La petite fille fait oui de la tête. Cathie semble très embêtée.
— C’est ta maman qui vient te chercher ?
Oui de la tête.
— Tu veux appeler quelqu’un d’autre pour venir te chercher ce soir ? Ça fait déjà une heure que tu attends…
— C’est pas grave Cathie, j’ai l’habitude, répond la petite fille de sept ans.
— Oui mais je dois partir et ça m’ennuie de te laisser toute seule…
— Je suis pas toute seule !
Nora montre les sportifs du doigt, Cathie soupire. Elle sait que sa maman n’est pas une bonne personne, mais elle ne peut rien faire. En tendant la main, Nora dévoile une épaule mal couverte par un T-shirt beaucoup trop grand pour elle, laissant apparaître un hématome sur la clavicule. Cathie ne l’avait pas remarqué pendant le cours de danse et cette vision lui fend le cœur.
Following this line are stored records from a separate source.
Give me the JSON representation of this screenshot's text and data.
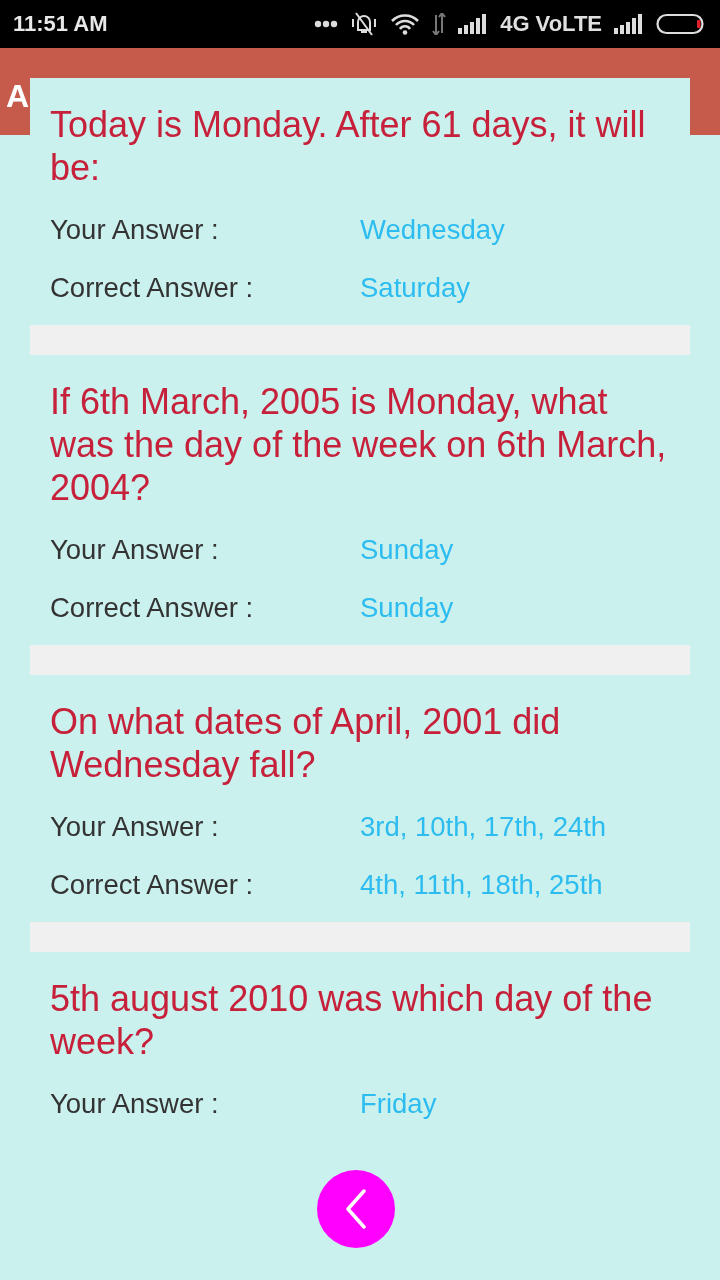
{
  "status_bar": {
    "time": "11:51 AM",
    "network": "4G VoLTE"
  },
  "app_bar": {
    "title": "A"
  },
  "dialog": {
    "results": [
      {
        "question": "Today is Monday. After 61 days, it will be:",
        "answers": [
          {
            "label": "Your Answer :",
            "value": "Wednesday"
          },
          {
            "label": "Correct Answer :",
            "value": "Saturday"
          }
        ]
      },
      {
        "question": "If 6th March, 2005 is Monday, what was the day of the week on 6th March, 2004?",
        "answers": [
          {
            "label": "Your Answer :",
            "value": "Sunday"
          },
          {
            "label": "Correct Answer :",
            "value": "Sunday"
          }
        ]
      },
      {
        "question": "On what dates of April, 2001 did Wednesday fall?",
        "answers": [
          {
            "label": "Your Answer :",
            "value": "3rd, 10th, 17th, 24th"
          },
          {
            "label": "Correct Answer :",
            "value": "4th, 11th, 18th, 25th"
          }
        ]
      },
      {
        "question": "5th august 2010 was which day of the week?",
        "answers": [
          {
            "label": "Your Answer :",
            "value": "Friday"
          }
        ]
      }
    ]
  }
}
— Nora, dit-elle doucement en s’approchant de la petite fille, je peux t’aider si tu veux. Tu peux même venir dormir à la maison ce soir.
— Je peux pas Cathie.
— Tu aimerais dormir un autre soir chez moi alors ? demande-t-elle avec toute la gentillesse du monde. Je suis sûre que ça ferait super plaisir à Petit Gustave de jouer avec toi !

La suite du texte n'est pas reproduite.